I think that proposal #1 stays as close as possible to the intent of
this resolution without running into some thorny problems (the various
drawbacks of proposal #2).

[1] http://www.w3.org/2001/sw/WebOnt/ftf2.html#What:1


> >>
> >>  okay, analogy wasn't great - but I think you underestimate RDF use -
> >>  however, that's an external issue.  I think the important thing to me
> >>  is that the ontologies and instances we create in OWL get pulled into
> >>  a graph, that can be manipulated separately from using a reasoner on
> >>  the ontology per se. We have LOTS of examples of this sort of OWL
> >>  tool growing - and thus whether we say "RDF" per se, or RDF-like
> >  > graphs, is indeed quibbling - the idea of saying you have to
> >>  reprocess graphs to use them in OWL makes me nervous indeed.
> >>

Well let's pretend for a moment that all that was important was RDF
graphs and that that documents don't exist. An OWL application has some
number of graphs representing various ontologies and instances. In order
to do reasoning, it merges some selected subset of these graphs that are
relevant to the task. In this environment, imports can be interpreted as
saying if you merge in this one graph, then you should merge in this
other one as well. However, in such an environment you will still need
at a minimum to have a URI associated with each graph (so that you know
which graph to include when you see a particular imports statement).
This information will not be in your graph so you are already relying on
something that is somehow outside of RDF. The point is you cannot
completely represent the necessary information in RDF, and until RDF
allows you to make statements about graphs, you won't be able to.


> >>  >>
> >>  >>  I suspect we could discuss with RDF Core the idea of their being
> >>  >>  something in the <rdf:RDF> to help - perhaps an "RDF-Profile" or a
> >>  >>  pointer to an (optional) "RDF Header" graph - if it appears we need
> >>  >>  such mechanisms I'll be happy to bring that up in the SWCG - I'm not
> >>  >  > yet convinced we couldn't do this with RDF as is.
> >>  >
> >>  >Such an approach may alleviate many of my concerns with proposal #2. If
> >>  >the group is leaning strongly that way, we may wish to investigate this
> >>  >further.
> >>
> >>  We can discuss this at the f2f - I'm hoping Dave Beckett will join us
> >>  for at least the social events, and we (either you and I, or the WG)
> >>  might wish to discuss this with him.

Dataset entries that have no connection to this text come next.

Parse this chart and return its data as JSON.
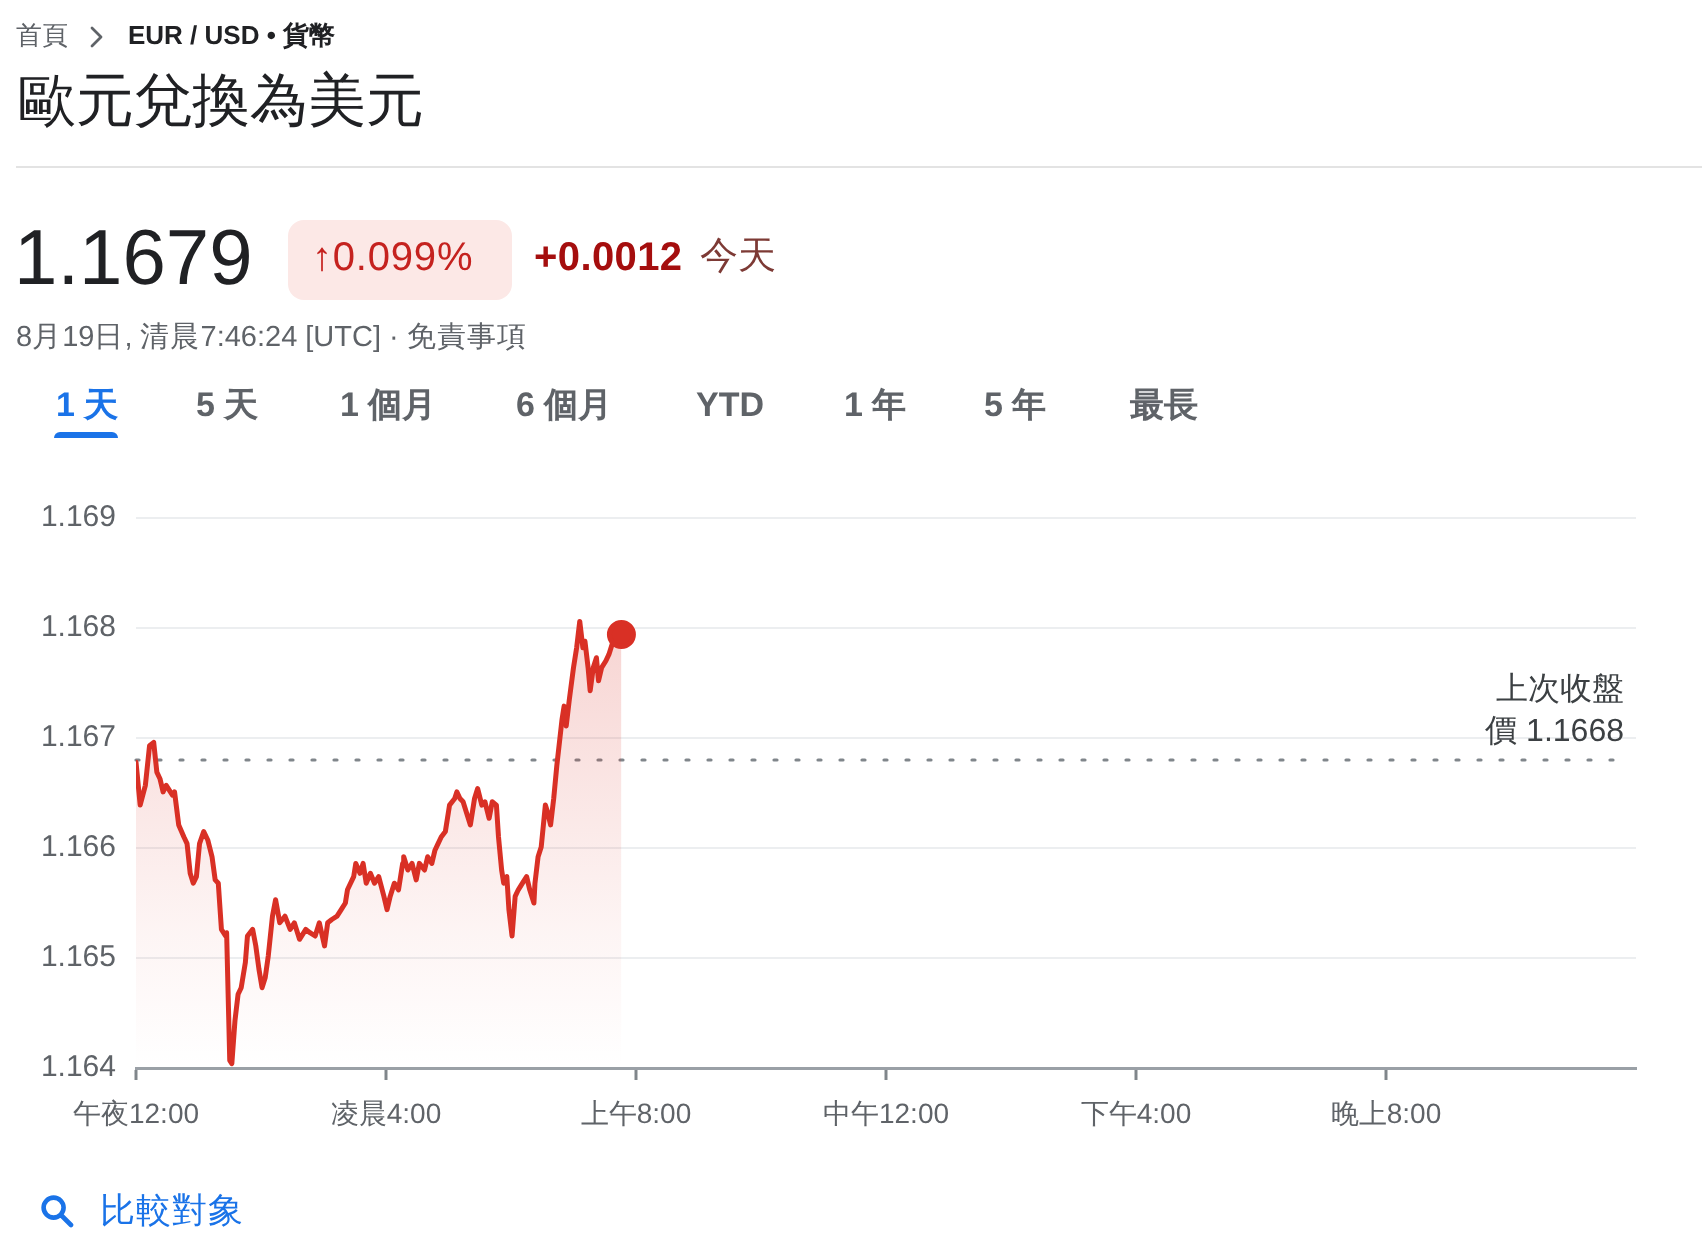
{
  "chart_data": {
    "type": "area",
    "title": "歐元兌換為美元",
    "annotations": [
      "首頁",
      "EUR / USD • 貨幣",
      "1.1679",
      "↑0.099%",
      "+0.0012",
      "今天",
      "8月19日, 清晨7:46:24 [UTC] · 免責事項",
      "1 天",
      "5 天",
      "1 個月",
      "6 個月",
      "YTD",
      "1 年",
      "5 年",
      "最長",
      "比較對象"
    ],
    "xlim": [
      "--08-19T00:00",
      "--08-20T00:00"
    ],
    "xticks": [
      {
        "value": "--08-19T00:00",
        "label": "午夜12:00"
      },
      {
        "value": "--08-19T04:00",
        "label": "凌晨4:00"
      },
      {
        "value": "--08-19T08:00",
        "label": "上午8:00"
      },
      {
        "value": "--08-19T12:00",
        "label": "中午12:00"
      },
      {
        "value": "--08-19T16:00",
        "label": "下午4:00"
      },
      {
        "value": "--08-19T20:00",
        "label": "晚上8:00"
      }
    ],
    "ylim": [
      1.164,
      1.169
    ],
    "yticks": [
      1.164,
      1.165,
      1.166,
      1.167,
      1.168,
      1.169
    ],
    "grid": "y",
    "ref_lines": [
      {
        "axis": "y",
        "value": 1.1668,
        "label": "上次收盤價 1.1668",
        "color": "#80868b",
        "line_style": "dotted"
      }
    ],
    "series": [
      {
        "color": "#d93025",
        "x": [
          "--08-19T00:00",
          "--08-19T00:04",
          "--08-19T00:09",
          "--08-19T00:13",
          "--08-19T00:17",
          "--08-19T00:20",
          "--08-19T00:23",
          "--08-19T00:26",
          "--08-19T00:29",
          "--08-19T00:35",
          "--08-19T00:37",
          "--08-19T00:41",
          "--08-19T00:46",
          "--08-19T00:49",
          "--08-19T00:52",
          "--08-19T00:55",
          "--08-19T00:58",
          "--08-19T01:01",
          "--08-19T01:05",
          "--08-19T01:09",
          "--08-19T01:13",
          "--08-19T01:16",
          "--08-19T01:19",
          "--08-19T01:22",
          "--08-19T01:26",
          "--08-19T01:27",
          "--08-19T01:30",
          "--08-19T01:32",
          "--08-19T01:35",
          "--08-19T01:38",
          "--08-19T01:41",
          "--08-19T01:45",
          "--08-19T01:47",
          "--08-19T01:52",
          "--08-19T01:55",
          "--08-19T01:58",
          "--08-19T02:01",
          "--08-19T02:04",
          "--08-19T02:07",
          "--08-19T02:11",
          "--08-19T02:14",
          "--08-19T02:18",
          "--08-19T02:23",
          "--08-19T02:28",
          "--08-19T02:32",
          "--08-19T02:37",
          "--08-19T02:43",
          "--08-19T02:47",
          "--08-19T02:52",
          "--08-19T02:56",
          "--08-19T03:01",
          "--08-19T03:04",
          "--08-19T03:08",
          "--08-19T03:13",
          "--08-19T03:17",
          "--08-19T03:21",
          "--08-19T03:23",
          "--08-19T03:29",
          "--08-19T03:31",
          "--08-19T03:35",
          "--08-19T03:38",
          "--08-19T03:41",
          "--08-19T03:45",
          "--08-19T03:49",
          "--08-19T03:53",
          "--08-19T03:58",
          "--08-19T04:01",
          "--08-19T04:04",
          "--08-19T04:08",
          "--08-19T04:12",
          "--08-19T04:16",
          "--08-19T04:17",
          "--08-19T04:21",
          "--08-19T04:25",
          "--08-19T04:29",
          "--08-19T04:32",
          "--08-19T04:37",
          "--08-19T04:40",
          "--08-19T04:44",
          "--08-19T04:47",
          "--08-19T04:50",
          "--08-19T04:53",
          "--08-19T04:57",
          "--08-19T05:01",
          "--08-19T05:06",
          "--08-19T05:08",
          "--08-19T05:11",
          "--08-19T05:14",
          "--08-19T05:17",
          "--08-19T05:21",
          "--08-19T05:25",
          "--08-19T05:28",
          "--08-19T05:32",
          "--08-19T05:35",
          "--08-19T05:39",
          "--08-19T05:42",
          "--08-19T05:46",
          "--08-19T05:48",
          "--08-19T05:51",
          "--08-19T05:53",
          "--08-19T05:56",
          "--08-19T05:58",
          "--08-19T06:01",
          "--08-19T06:04",
          "--08-19T06:07",
          "--08-19T06:11",
          "--08-19T06:15",
          "--08-19T06:18",
          "--08-19T06:22",
          "--08-19T06:23",
          "--08-19T06:26",
          "--08-19T06:29",
          "--08-19T06:33",
          "--08-19T06:35",
          "--08-19T06:38",
          "--08-19T06:41",
          "--08-19T06:44",
          "--08-19T06:49",
          "--08-19T06:51",
          "--08-19T06:53",
          "--08-19T06:56",
          "--08-19T07:00",
          "--08-19T07:03",
          "--08-19T07:06",
          "--08-19T07:09",
          "--08-19T07:11",
          "--08-19T07:14",
          "--08-19T07:16",
          "--08-19T07:19",
          "--08-19T07:22",
          "--08-19T07:24",
          "--08-19T07:27",
          "--08-19T07:31",
          "--08-19T07:34",
          "--08-19T07:38",
          "--08-19T07:42",
          "--08-19T07:44",
          "--08-19T07:46"
        ],
        "values": [
          1.16678,
          1.16639,
          1.16657,
          1.16693,
          1.16696,
          1.16669,
          1.16663,
          1.16651,
          1.16657,
          1.16648,
          1.16651,
          1.16621,
          1.1661,
          1.16604,
          1.16577,
          1.16568,
          1.16574,
          1.16604,
          1.16615,
          1.16607,
          1.16592,
          1.16571,
          1.16568,
          1.16526,
          1.1652,
          1.16523,
          1.16407,
          1.16404,
          1.16443,
          1.16467,
          1.16473,
          1.16496,
          1.1652,
          1.16526,
          1.16511,
          1.1649,
          1.16473,
          1.16482,
          1.16502,
          1.16538,
          1.16553,
          1.16532,
          1.16538,
          1.16526,
          1.16532,
          1.16517,
          1.16526,
          1.16523,
          1.1652,
          1.16532,
          1.16511,
          1.16532,
          1.16535,
          1.16538,
          1.16544,
          1.1655,
          1.16562,
          1.16574,
          1.16586,
          1.16577,
          1.16586,
          1.16568,
          1.16577,
          1.16568,
          1.16574,
          1.16556,
          1.16544,
          1.16556,
          1.16568,
          1.16562,
          1.16586,
          1.16592,
          1.1658,
          1.16586,
          1.16571,
          1.16586,
          1.1658,
          1.16592,
          1.16586,
          1.16598,
          1.16604,
          1.1661,
          1.16615,
          1.16639,
          1.16645,
          1.16651,
          1.16645,
          1.16642,
          1.16633,
          1.16621,
          1.16645,
          1.16654,
          1.16639,
          1.16642,
          1.16627,
          1.16642,
          1.16639,
          1.1661,
          1.1658,
          1.16568,
          1.16574,
          1.16544,
          1.1652,
          1.16556,
          1.16562,
          1.16568,
          1.16574,
          1.16562,
          1.1655,
          1.16568,
          1.16592,
          1.16601,
          1.16639,
          1.16633,
          1.16621,
          1.16645,
          1.16675,
          1.16717,
          1.16729,
          1.16711,
          1.16735,
          1.16764,
          1.16782,
          1.16806,
          1.16782,
          1.16788,
          1.16764,
          1.16743,
          1.16764,
          1.16773,
          1.16752,
          1.16764,
          1.1677,
          1.16776,
          1.16788,
          1.168,
          1.16803,
          1.16794
        ]
      },
      {
        "type": "scatter",
        "color": "#d93025",
        "marker": "circle",
        "x": [
          "--08-19T07:46"
        ],
        "values": [
          1.16794
        ]
      }
    ]
  }
}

Unfortunately, I can't be at the f2f in person. I will be calling in for
the imports discussion and the telecons though.


> >>  >
> >>  >No, I don't think I missed the argument. I just have a different idea of
> >>  >what it means to parse an OWL document. You think the only result is a
> >>  >set of RDF triples. I think the results is a data structure which
> >>  >consists mostly of RDF triples, but there might be a few extra
> >>  >components as well (such as imports information or your pointer back to
> >>  >the original document). If you are storing this in a database (or Parka
> >>  >for that matter), then you might have one or more tables for storing the
> >>  >RDF triples and then another "meta"-table for the imports information
> >>  >(this is basically what I did with SHOE in Parka). If you then want to
> >>  >exchange this information with another application then you should
> >>  >either use the OWL presentation syntax or define custom data structures
> >>  >and/or file formats that preserve all relevant aspects of the language,
> >>  >whatever they may be.
> >>
> >>  i.e. we should lose interoperability, defeating the whole purpose of
> >>  moving towards standards

Well sure, if you decide not to use the exchange syntax (whatever it may
be) then you risk losing interoperability. If you exchange triples in
Parka's syntax (or N3 for that matter) then you are not conforming to
the standards and have lost interoperability. My point was if you want
to exchange OWL information with other people then use OWL's syntax. If
you just want to pass it between your own applications, then use
whatever you like, but make sure you pass all relevant information, or
at least that you don't care about the stuff you don't pass.